Побеждённые - Ирина Головкина (Римская-Корсакова)
Шрифт:
Интервал:
Закладка:
— В чистилище? — повторил Фроловский, и лицо его стало серьезно. — Так ты уже отбыл это? А я пребываю в приятном ожидании. Моя maman не засыпает раньше шести утра, все ждет… Даже сухарей мне насушила и чемодан собрала на всякий случай.
Звуки вальса прервали их разговор. Валентин Платонович живо поймал Асю и закружил по комнате, но почти тотчас им пришлось остановиться, так как Шура сбился. Воспользовавшись паузой, Ася сказала тихо:
— Валентин Платонович, я вас хотела предупредить: не расспрашивайте Олега Андреевича — у него все погибли и я заметила, что ему тяжело говорить.
Олег видел со своего места, что они переговариваются вполголоса и что Валентин Платонович взглянул раза два в его сторону. Опять ревнивая досада всколыхнулась на дне его души.

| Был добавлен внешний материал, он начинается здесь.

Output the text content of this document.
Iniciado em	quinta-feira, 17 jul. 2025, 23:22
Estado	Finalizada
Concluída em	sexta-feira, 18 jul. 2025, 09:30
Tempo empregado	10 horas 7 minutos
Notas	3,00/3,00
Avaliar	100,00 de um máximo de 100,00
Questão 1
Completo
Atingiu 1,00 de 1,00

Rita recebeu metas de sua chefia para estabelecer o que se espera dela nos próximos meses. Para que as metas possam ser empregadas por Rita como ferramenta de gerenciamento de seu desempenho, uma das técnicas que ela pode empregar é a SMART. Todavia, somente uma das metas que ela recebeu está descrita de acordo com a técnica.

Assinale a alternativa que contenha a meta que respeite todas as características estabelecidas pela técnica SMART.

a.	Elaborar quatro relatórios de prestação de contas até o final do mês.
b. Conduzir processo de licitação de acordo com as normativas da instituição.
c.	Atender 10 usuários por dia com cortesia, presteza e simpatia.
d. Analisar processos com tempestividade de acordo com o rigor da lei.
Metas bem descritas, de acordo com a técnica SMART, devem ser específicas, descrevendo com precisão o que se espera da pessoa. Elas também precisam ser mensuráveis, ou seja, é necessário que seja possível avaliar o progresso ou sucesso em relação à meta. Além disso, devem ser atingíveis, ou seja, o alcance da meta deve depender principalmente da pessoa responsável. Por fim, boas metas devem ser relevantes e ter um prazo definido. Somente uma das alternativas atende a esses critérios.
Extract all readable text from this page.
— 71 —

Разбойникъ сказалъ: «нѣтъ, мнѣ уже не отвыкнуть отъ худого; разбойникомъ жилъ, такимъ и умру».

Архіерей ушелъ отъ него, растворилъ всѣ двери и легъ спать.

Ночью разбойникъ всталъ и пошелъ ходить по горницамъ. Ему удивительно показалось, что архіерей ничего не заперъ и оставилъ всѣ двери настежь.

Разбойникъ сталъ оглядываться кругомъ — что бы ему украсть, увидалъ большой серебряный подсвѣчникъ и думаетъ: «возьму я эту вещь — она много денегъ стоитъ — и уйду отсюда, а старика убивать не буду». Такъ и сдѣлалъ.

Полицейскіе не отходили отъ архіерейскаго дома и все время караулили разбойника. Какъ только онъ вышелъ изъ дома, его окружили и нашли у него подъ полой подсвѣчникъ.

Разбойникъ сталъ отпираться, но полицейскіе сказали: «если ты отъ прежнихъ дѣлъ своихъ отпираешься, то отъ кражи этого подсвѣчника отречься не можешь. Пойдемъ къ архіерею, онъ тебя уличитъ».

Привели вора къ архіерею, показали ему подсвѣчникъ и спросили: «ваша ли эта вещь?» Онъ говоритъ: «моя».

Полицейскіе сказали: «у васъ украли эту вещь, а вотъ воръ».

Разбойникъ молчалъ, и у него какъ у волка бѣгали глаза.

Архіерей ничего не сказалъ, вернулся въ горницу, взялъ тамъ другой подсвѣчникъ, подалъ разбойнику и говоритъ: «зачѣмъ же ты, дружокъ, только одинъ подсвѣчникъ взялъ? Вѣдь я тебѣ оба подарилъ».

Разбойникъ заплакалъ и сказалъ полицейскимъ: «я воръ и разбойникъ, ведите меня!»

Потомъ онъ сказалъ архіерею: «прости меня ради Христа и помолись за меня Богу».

Между тем, Ася и Леля побежали в спальню, где разговаривали старшие, и вытащили оттуда Нину, умоляя ее сыграть им вальс. Нина должна была в этот вечер петь во втором отделении какого-то шефского концерта и уже собиралась уезжать, но, уступая просьбам молодежи, села к роялю. Если звуки фокстрота ничего не говорили сердцу Олега, то звуки знакомого вальса расшевелили в нем воспоминание о вальсах в доме отца под эти же «Маньчжурские сопки». Однако мысль, что Валентин Платонович сейчас подойдет к Асе и опять обнимет ее талию, подхлестнула, и он поспешил пригласить ее.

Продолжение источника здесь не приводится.